March 23, 2008

Easter 2008


Adam and Isabelle gave us a set of beautiful antique French linen napkins. They are exquisite. Now, I do believe in using and enjoying things. Life is too short to put beautiful things away lest something happen to them. However, having had the napkins such a short period of time, and knowing gravy is part of the Easter meal, I decided to pair them with yellow napkins and suggest that the latter be used when the meal starts. Oh, I can hear the collective groans!

And, at last, a successful dessert! Good old fashioned apple cobbler.

March 21, 2008

Baking Disasters

My baking disasters started the weekend before Easter when the Rutherfords and Rachael were coming over for supper. I put together a cheesecake chock-a-block full of cream cheese and sour cream. The recipe said to bake this seemingly 20 pound monstrosity at 250 degrees F., which, on reflection, was probably a tad too low a temperature. I took it out of the oven about five minutes past the one hour mark called for in the cookbook and set it on a rack on the kitchen counter. I loosened and removed the ring around the springform pan and proceeded with kitchen cleanup. I happened to glance up a few minutes later and watched with morbid fascination as a huge crack formed down the center of the cheesecake and the front half oozed off the rack and over the counter edge. I quickly gathered up as much of the molten -lava-like batter that I could hold in two hands and had wild thoughts of reshaping and covering the entire mess with A LOT of cherry topping. The cake had more sense and simply refused to cooperate. It exited the kitchen via the recycling bin.


On Good Friday, I decided to make the Easter dinner dessert well ahead of time and chose the Rocky Road pie recipe from Epicurious.com. Dear God, what was I thinking? Pounds of layered chocolate crumbs, chocolate ice cream, marshmallow and whipping cream, melted Lindt chocolate and whipping cream and toasted walnuts later, I realized this was Death by Fat and Suger. I'd kill the dinner guests. I froze it per recipe instructions and think I will wait till we have a crowd of 200 here before slicing and serving it in tiny slivers. It looked so light, so airy, so mousse-like in the website photo...

Refusing to save myself from myself, I carried on with the baked yeast doughnut recipe that I already had underway. I am an old hand at putting together sweet dough recipes and I found a lovely photo of baked doughnuts on Elliphantom Knit's website. And sweet dough just seems so Eastery. Think of the European Easter breads that are so pretty and so traditional. The doughnuts turned out fairly well but the sugaring process was not as successful as Elliphantom's. Instead of looking and tasting as though they had been dusted by fairies with cinnamon sugar, they tasted as though they had been in a collision with a three ton truck that dropped its sugar load in the process.

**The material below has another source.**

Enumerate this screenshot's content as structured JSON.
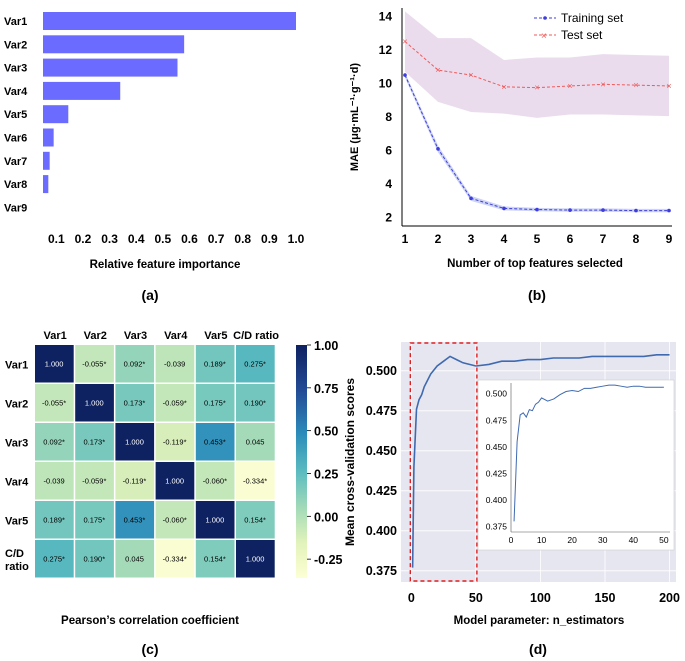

On a more positive note, my knitting has vastly improved.

March 03, 2008

Hot Cross Buns On A Blustery Sunday
















The results of a keep-busy project on a cold, cold Sundary are not, however, good for weight control as the temptation is there to eat them hand over fist.
As Easter approaches, I am reminded that we spent the first Sunday morning of Lent attending a Matins service at Westminister Abbey. It was just a few weeks ago but it now seems like another lifetime and another world. The grass was green in London. The daffs and crocuses were in bloom and people were sitting on the grass in St. James Park, reading books. And Sophie, in France, sent a picture this past week of her garden and how I envyed her the greenery and the long, long growing season.
Outside the kitchen window here, I will not see the knee-high ferns fully unfurled or the leaves fully out until sometime in late May or early June!

March 02, 2008

What To Do On A Bitterly Cold Sunday In March

We had a snow storm yesterday afternoon and evening. Typical of the entire winter, the snow was followed by lashings of rain, with a drop in temperature again for a freeze up that will make walking outside tricky. Today was grey and cold with the wind picking up the snow and blowing it around. A good day to cast on a red sock.















And a good day to get out the red bread bowl and set a batch of sweet dough to rise with the promise of hot cross buns by nightfall.